Hidden beneath the ocean waters, coral reefs teem with life. Coral reefs support more species than any other marine environment and rival rainforests in their biodiversity. Countless numbers of creatures rely on coral reefs for their survival.
Corals are animals, even though they may exhibit some of the characteristics of plants and are often mistaken for rocks. In scientific classification, corals fall under the phylum Cnidaria and the class Anthozoa. They are relatives of jellyfish and anemones. There are over 800 known species of reefbuilding coral worldwide and hundreds of species of soft corals and deep-sea corals.
Although individual coral polyps are tiny, they create the largest living structures on earth—some reefs are visible from space!
Coral reefs are also living museums, and reflect thousands of years of history. Many coral reefs were alive and thriving centuries before the European colonization of the nearby shores. Some reefs are even older than our old-growth redwood forests. They are an integral part of many cultures and our heritage.
These important habitats are threatened by a range of human activities. Many of the world’s reefs have already been destroyed or severely damaged by an increasing array of threats, including pollution, unsustainable fishing practices, and global climate change. As a result, 22 species of coral are now listed as threatened under the Endangered Species Act. However, we can still protect and preserve our remaining reefs if we act now.
Why Are Coral Reefs Important?
Healthy coral reefs are among the most biologically diverse and valuable ecosystems on earth, providing vital ecosystem services across the globe.
Coral reefs are an important habitat. Fish, corals, lobsters, clams, seahorses, sponges and sea turtles are only a few of the thousands of creatures that rely on reefs for their survival.
In addition to supporting an abundance of marine life, coral reef ecosystems provide people with many goods and services, including shoreline protection. Coral ecosystems protect coastlines from storms and erosion; provide habitat, spawning, and nursery grounds for fish; provide jobs and income to local economies from recreation and tourism; are a source of new medicines; have cultural significance; and are hotspots of marine biodiversity.
The benefits of healthy reefs are seen not just in the ocean, but also on land. Coral reefs contribute billions of dollars to world economies each year. The continued decline and loss of coral reef ecosystems will have significant social, cultural, economic and ecological impacts on people and communities in the U.S. and around the world.

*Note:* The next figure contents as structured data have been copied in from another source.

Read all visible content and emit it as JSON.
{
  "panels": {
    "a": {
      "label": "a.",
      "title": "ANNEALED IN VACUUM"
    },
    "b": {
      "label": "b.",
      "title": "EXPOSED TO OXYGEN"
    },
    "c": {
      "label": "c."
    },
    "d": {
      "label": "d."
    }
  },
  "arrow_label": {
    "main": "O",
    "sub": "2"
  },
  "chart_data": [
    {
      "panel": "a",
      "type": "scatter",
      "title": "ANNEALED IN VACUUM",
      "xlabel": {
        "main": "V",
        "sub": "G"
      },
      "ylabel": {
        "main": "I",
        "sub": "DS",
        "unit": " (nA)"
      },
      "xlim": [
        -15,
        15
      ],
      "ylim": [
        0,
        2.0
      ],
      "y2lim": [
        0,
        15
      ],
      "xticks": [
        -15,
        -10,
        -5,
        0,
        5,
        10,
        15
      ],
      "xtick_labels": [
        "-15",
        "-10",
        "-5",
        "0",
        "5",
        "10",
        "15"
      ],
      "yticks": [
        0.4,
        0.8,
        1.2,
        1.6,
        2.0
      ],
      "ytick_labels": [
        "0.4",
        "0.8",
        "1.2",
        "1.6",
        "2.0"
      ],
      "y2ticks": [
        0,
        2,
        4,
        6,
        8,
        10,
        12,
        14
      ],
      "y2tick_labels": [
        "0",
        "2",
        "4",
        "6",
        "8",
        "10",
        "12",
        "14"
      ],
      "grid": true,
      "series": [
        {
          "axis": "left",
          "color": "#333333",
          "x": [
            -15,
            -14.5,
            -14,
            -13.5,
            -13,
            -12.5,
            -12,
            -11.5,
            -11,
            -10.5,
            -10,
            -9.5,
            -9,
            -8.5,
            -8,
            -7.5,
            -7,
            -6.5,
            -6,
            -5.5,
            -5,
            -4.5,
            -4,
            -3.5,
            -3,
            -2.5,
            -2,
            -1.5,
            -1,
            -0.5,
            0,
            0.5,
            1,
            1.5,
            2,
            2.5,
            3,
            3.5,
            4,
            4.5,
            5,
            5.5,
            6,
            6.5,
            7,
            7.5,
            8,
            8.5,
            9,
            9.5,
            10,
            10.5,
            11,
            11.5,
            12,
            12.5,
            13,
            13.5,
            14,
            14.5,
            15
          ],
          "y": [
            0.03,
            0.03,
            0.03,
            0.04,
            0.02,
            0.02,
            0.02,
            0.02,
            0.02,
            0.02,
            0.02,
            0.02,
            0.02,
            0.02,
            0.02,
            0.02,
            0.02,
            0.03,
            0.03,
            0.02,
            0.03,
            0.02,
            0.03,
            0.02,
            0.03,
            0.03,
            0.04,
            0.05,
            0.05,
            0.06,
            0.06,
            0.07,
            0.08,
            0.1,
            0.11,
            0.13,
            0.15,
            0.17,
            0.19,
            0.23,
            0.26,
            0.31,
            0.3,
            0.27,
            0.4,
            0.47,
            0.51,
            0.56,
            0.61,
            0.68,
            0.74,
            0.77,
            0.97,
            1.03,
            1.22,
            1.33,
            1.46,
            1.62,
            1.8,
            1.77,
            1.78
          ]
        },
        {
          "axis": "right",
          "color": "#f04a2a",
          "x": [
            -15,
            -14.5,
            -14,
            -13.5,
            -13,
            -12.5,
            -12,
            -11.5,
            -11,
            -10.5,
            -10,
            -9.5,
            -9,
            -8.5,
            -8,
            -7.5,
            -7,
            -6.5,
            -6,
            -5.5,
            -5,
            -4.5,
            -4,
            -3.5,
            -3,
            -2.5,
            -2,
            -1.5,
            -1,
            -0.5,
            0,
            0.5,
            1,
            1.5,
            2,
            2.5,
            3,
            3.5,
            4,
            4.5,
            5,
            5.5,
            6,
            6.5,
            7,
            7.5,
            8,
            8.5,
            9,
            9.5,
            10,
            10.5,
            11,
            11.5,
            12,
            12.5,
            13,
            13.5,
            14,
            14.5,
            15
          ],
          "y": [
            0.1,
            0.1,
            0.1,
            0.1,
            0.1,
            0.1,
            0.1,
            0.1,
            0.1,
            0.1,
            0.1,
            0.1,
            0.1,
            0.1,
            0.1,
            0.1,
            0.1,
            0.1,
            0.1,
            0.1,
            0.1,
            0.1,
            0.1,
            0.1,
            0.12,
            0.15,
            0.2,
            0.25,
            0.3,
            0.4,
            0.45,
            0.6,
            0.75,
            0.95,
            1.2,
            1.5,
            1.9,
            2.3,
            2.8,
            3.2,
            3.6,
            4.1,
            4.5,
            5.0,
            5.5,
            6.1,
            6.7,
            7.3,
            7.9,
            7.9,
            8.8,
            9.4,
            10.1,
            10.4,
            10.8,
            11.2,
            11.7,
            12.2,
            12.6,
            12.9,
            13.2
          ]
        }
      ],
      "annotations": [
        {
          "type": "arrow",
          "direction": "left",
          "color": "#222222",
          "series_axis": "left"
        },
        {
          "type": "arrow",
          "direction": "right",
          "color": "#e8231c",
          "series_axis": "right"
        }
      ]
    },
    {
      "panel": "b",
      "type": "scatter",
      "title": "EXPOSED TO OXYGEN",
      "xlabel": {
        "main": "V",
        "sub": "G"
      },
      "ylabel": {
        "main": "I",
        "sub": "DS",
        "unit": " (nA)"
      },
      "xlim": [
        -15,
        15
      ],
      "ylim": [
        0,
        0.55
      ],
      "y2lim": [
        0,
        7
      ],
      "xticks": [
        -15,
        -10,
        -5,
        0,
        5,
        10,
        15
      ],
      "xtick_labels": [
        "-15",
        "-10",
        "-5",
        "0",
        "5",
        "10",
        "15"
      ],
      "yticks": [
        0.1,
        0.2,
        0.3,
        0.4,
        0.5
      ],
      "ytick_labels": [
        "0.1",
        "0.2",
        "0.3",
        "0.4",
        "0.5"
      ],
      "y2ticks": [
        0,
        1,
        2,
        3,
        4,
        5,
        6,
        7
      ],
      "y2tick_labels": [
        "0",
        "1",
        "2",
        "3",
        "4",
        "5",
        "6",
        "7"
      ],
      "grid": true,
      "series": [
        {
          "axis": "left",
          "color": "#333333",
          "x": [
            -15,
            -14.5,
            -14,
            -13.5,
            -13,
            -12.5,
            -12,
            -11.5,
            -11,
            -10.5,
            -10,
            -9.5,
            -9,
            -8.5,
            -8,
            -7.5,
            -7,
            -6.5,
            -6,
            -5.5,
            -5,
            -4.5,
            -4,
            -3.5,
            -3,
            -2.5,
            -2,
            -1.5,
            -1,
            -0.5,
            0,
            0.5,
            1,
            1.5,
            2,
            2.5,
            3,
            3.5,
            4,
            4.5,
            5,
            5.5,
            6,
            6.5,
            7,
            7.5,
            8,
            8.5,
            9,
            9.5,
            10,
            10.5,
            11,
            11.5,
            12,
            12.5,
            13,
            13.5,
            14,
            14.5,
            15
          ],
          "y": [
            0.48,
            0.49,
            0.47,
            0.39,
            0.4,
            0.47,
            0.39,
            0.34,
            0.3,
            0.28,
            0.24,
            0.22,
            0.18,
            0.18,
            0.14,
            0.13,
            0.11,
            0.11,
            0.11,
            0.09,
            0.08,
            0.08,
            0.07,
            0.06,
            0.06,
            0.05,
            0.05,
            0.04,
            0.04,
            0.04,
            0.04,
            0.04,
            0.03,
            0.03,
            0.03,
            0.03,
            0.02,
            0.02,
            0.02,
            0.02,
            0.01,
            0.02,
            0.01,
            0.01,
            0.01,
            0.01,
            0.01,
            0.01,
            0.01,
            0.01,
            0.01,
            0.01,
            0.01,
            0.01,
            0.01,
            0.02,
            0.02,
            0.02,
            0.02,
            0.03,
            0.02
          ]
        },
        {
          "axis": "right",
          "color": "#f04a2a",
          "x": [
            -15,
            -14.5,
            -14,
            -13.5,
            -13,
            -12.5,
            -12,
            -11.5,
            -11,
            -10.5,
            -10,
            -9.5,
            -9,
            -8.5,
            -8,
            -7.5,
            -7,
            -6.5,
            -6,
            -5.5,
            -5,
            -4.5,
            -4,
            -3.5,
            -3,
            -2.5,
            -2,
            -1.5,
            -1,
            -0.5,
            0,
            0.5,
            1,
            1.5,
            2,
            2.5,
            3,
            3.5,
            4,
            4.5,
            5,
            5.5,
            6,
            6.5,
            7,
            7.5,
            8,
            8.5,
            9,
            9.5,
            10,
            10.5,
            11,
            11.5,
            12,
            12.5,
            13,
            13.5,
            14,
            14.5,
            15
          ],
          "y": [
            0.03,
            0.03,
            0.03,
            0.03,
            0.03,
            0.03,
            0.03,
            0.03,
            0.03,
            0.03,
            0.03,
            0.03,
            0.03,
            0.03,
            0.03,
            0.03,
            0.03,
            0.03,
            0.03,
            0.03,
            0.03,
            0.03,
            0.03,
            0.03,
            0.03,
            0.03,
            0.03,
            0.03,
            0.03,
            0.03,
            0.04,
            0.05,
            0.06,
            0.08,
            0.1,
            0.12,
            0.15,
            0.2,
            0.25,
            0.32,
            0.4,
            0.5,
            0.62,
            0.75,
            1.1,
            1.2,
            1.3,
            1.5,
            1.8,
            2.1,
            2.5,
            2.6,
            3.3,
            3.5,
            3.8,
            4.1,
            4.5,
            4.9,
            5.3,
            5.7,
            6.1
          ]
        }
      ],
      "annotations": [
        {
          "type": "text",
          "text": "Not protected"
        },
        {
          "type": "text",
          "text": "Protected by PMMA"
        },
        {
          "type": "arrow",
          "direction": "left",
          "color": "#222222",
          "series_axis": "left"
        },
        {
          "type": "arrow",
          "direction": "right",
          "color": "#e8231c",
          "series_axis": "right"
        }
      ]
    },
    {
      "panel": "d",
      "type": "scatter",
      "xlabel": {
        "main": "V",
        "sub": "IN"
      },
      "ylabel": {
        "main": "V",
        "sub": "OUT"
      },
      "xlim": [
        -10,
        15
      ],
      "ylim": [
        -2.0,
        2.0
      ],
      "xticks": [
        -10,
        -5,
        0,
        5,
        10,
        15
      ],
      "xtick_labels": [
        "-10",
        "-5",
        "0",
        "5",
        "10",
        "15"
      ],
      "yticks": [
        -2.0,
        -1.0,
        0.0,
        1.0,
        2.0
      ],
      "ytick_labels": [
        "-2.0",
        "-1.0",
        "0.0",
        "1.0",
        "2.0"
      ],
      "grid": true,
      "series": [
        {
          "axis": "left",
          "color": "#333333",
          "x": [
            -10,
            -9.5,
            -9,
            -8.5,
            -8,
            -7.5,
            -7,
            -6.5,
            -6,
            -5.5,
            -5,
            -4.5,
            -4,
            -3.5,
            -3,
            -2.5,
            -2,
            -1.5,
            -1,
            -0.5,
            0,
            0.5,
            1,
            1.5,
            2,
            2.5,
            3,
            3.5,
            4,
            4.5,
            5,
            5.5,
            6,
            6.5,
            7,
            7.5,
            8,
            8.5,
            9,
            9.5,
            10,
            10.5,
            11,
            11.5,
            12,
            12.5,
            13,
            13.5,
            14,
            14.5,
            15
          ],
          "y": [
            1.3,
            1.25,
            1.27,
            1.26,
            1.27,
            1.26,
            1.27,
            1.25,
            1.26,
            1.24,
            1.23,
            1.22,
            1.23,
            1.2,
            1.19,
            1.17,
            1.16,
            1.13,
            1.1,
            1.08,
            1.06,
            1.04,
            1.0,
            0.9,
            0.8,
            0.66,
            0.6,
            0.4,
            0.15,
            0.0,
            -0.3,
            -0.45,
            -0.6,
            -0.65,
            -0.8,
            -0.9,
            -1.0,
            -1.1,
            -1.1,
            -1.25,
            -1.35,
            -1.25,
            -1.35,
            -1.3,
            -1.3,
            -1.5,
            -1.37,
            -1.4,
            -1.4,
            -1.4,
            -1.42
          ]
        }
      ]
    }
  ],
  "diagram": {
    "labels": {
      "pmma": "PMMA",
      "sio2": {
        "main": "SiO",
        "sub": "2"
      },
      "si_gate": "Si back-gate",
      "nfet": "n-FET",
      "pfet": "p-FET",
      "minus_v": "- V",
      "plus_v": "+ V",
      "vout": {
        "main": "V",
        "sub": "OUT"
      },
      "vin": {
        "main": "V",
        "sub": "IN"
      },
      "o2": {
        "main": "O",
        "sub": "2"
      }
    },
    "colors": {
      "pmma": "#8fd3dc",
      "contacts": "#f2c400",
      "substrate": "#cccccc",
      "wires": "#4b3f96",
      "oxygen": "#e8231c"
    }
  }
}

What Threatens Coral Reefs?
The top threats to coral reefs, global climate change, unsustainable fishing, and landbased pollution, are all due to human activities. These threats—combined with others such as tropical storms, disease outbreaks, vessel damage, marine debris and invasive species—compound each other.
Climate change impacts coral reef ecosystems through increased sea surface temperatures that lead to coral bleaching events and disease, sea level rise and storm activity. Additionally, increasing atmospheric carbon dioxide alters ocean chemistry and negatively impacts reef-building corals.

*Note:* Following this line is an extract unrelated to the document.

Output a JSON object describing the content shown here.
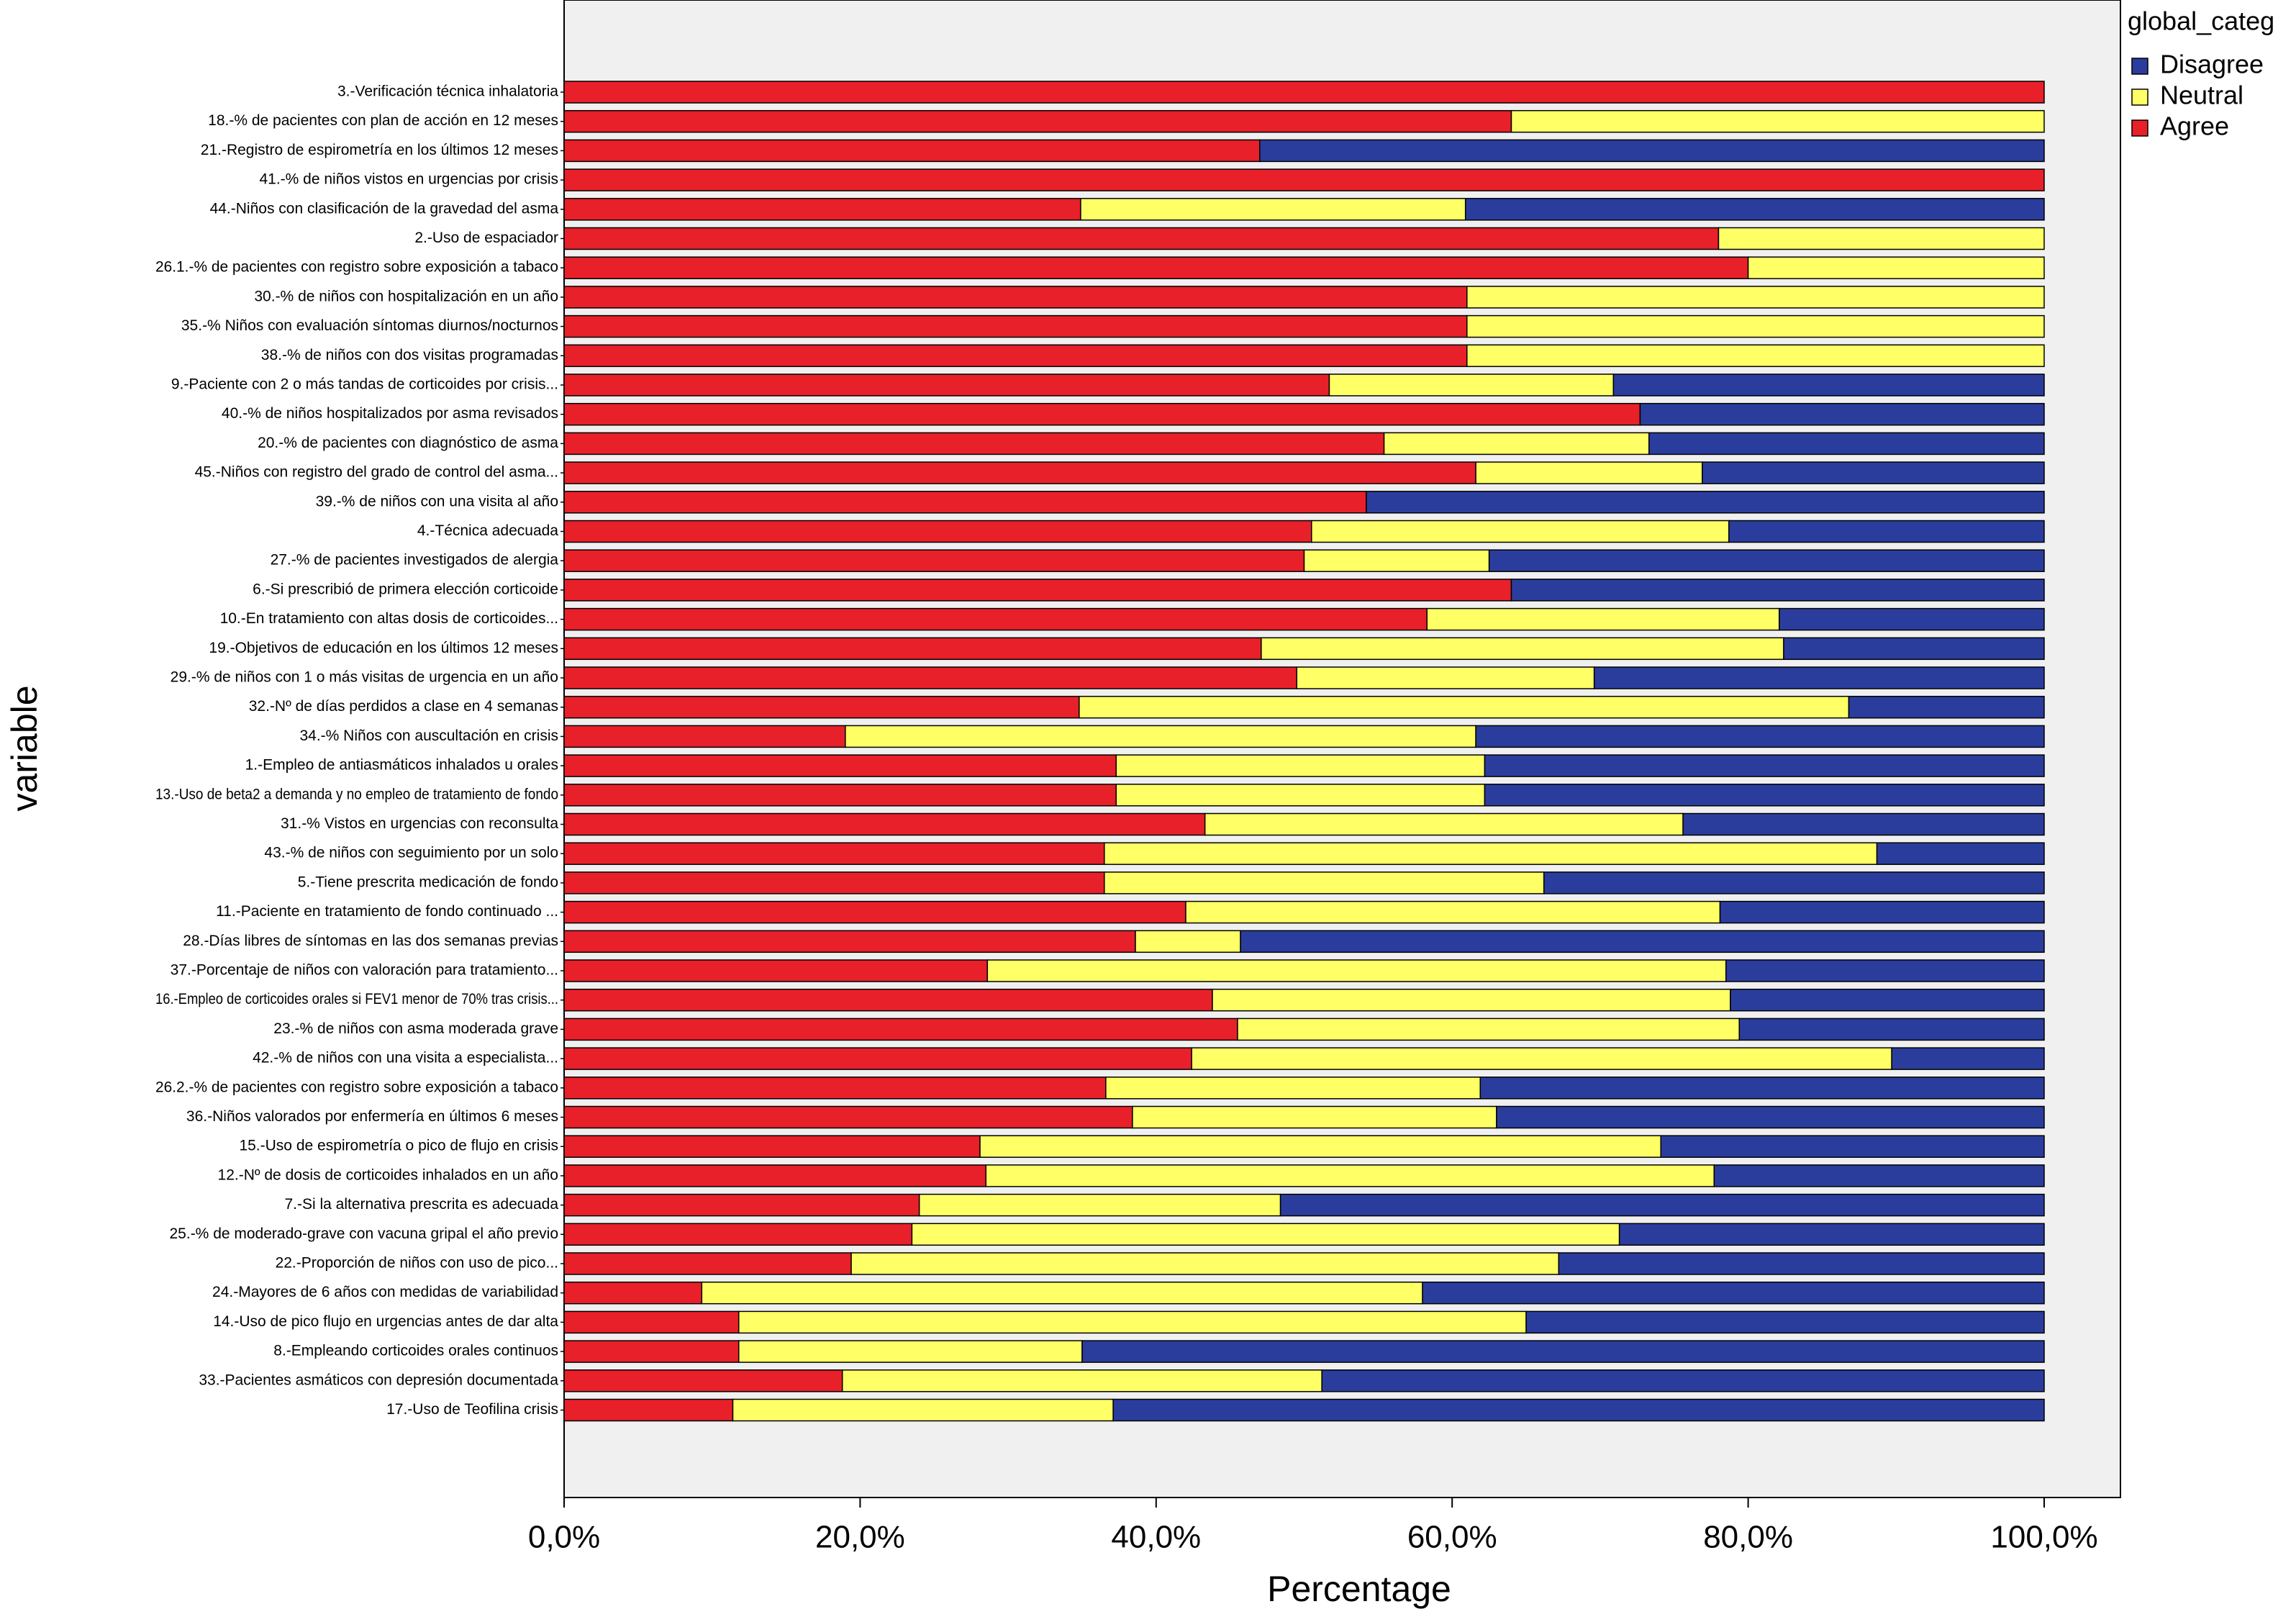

An estimated 20 percent of the world's coral reefs are damaged beyond recovery and about half of the remaining coral reefs are under risk of collapse.
Unsustainable fishing practices in coral reef areas can lead to the loss of ecologically important fish species. Such losses often have a ripple effect on the coral reef ecosystems.
Impacts from land-based sources of pollution (e.g., coastal development and agricultural runoff) can impede coral growth and reproduction, disturb ecological function, and cause disease.
While some of the biggest threats facing coral reefs are global in nature and require action on a similar scale, addressing local stressors—like reducing runoff—is key.
Although research is critical to increasing what we know about the causes of reef decline, effective coral reef conservation can’t happen without you. Even if you live far from a coral reef, you can contribute to their conservation. Simple actions, like using less water, recycling, disposing of trash responsibly, and going vegan, can have big and far-reaching impacts.